Gays will now be as drearily suburban as the rest of us. A couple of years back, I saw a picture in the paper of two chubby old queens tying the knot at City Hall in Vancouver, and the thought occurred that Western liberalism had finally succeeded in boring all the fun out of homosexuality.

He does have a sense of humor amid reflections on a dying culture.

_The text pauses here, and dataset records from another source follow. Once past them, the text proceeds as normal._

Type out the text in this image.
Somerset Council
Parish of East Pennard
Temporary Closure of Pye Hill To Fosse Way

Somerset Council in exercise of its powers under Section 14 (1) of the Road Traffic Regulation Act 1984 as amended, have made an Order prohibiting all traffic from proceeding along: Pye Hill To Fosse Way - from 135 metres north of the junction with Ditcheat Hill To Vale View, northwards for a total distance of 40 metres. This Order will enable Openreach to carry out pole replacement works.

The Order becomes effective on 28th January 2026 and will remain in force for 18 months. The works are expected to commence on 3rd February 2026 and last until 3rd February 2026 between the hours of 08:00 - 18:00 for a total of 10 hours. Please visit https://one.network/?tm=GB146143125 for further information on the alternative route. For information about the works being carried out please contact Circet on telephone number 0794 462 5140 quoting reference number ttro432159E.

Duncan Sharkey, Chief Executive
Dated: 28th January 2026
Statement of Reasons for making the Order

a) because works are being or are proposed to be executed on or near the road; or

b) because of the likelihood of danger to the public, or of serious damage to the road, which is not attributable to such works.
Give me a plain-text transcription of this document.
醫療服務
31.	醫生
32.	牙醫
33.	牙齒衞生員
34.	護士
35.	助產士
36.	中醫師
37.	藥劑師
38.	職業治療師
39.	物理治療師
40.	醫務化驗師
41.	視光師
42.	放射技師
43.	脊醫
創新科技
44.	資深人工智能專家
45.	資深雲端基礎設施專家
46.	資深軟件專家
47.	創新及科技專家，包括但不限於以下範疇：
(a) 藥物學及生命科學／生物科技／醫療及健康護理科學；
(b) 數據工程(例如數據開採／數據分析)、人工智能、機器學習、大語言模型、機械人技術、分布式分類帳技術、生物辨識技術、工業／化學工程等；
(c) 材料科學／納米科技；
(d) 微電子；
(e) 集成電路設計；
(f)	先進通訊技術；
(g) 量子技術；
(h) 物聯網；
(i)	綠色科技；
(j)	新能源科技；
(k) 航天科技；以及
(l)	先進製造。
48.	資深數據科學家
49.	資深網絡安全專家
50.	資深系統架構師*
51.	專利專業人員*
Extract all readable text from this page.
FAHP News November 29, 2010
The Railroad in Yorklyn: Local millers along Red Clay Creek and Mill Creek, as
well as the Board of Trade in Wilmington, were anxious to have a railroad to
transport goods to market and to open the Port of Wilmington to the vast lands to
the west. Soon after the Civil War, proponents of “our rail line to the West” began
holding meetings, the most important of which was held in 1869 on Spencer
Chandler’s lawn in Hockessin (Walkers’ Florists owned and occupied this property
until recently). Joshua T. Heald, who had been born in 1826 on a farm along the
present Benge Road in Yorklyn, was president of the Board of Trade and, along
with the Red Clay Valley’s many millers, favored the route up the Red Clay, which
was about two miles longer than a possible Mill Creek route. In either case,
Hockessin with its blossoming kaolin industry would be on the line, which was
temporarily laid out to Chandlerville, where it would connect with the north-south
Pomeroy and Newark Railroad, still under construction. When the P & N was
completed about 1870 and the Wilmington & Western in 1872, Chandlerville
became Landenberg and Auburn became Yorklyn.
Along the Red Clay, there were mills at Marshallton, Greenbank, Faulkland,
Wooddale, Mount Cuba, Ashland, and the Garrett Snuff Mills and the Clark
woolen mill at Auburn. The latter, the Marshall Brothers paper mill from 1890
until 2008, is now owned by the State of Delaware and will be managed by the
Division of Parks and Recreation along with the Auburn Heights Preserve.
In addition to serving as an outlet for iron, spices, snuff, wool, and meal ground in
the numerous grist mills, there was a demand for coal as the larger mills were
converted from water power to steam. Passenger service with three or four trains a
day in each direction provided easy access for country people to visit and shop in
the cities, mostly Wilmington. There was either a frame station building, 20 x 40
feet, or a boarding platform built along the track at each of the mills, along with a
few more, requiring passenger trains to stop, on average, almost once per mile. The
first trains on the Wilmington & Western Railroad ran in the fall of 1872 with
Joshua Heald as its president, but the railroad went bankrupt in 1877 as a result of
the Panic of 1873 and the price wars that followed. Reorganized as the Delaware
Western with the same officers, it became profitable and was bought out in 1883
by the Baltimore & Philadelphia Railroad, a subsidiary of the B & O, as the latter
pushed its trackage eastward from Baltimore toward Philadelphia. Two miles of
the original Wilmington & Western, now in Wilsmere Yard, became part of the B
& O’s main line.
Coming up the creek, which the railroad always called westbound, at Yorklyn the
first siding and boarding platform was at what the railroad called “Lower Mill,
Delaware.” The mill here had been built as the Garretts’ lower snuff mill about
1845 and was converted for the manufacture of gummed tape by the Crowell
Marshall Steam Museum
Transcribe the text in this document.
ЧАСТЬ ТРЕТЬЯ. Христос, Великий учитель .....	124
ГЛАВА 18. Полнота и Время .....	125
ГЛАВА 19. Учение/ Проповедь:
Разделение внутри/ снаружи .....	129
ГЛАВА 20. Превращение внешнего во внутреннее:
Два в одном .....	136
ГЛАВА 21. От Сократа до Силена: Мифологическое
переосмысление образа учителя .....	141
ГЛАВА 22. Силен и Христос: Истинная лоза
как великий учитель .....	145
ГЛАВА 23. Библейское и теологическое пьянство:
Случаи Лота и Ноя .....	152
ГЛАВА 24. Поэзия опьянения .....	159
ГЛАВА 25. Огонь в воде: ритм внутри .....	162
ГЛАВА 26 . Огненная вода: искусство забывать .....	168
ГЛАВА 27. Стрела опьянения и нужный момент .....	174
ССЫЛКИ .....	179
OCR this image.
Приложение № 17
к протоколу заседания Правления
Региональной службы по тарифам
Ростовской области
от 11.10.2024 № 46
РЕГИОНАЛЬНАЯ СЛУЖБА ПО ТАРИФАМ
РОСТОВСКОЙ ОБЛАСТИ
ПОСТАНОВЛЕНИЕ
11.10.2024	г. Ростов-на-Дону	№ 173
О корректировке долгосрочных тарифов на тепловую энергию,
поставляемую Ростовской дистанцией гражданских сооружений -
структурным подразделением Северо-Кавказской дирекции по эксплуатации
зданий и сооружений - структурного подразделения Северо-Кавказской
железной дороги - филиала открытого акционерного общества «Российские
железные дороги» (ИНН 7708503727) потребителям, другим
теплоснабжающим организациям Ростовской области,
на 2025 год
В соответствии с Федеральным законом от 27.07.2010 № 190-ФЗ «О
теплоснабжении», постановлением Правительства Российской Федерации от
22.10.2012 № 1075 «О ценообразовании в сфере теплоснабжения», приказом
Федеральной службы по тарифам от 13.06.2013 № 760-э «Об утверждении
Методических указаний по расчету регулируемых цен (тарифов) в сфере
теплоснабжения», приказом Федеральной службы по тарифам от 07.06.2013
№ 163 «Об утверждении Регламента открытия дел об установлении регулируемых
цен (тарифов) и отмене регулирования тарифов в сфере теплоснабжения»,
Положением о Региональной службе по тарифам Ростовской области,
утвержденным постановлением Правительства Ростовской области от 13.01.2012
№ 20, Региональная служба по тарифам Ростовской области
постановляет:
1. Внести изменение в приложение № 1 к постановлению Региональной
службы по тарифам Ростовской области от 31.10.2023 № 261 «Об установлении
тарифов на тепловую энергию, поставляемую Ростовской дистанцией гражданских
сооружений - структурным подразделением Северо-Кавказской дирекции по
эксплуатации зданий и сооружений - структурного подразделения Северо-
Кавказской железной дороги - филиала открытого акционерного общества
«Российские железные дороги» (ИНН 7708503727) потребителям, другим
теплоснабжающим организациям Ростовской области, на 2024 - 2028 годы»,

In the upper echelons of society, our elites practice what they don’t preach. Scrupulously nonjudgmental about everything except traditional Christian morality, they nevertheless lead lives in which, as Charles Murray documents in his book Coming Apart, marriage is still expected to be a lifelong commitment. It is easy to see moneyed gay newlyweds moving into such enclaves, and making a go of it. As the Most Reverend Justin Welby, the new Archbishop of Canterbury and head of the worldwide Anglican Communion, said just before his enthronement the other day, “You see gay relationships that are just stunning in the quality of the relationship.” “Stunning”: What a fabulous endorsement! But, amongst the type of gay couple that gets to dine with the Archbishop of Canterbury, he’s probably right.

The problem, as pointed out years ago by Vice President Dan Quayle, is that the elites set the pattern for those whose lives cannot succeed without the structures of traditional society. They set the pattern, unfortunately, by what they say, not what they do.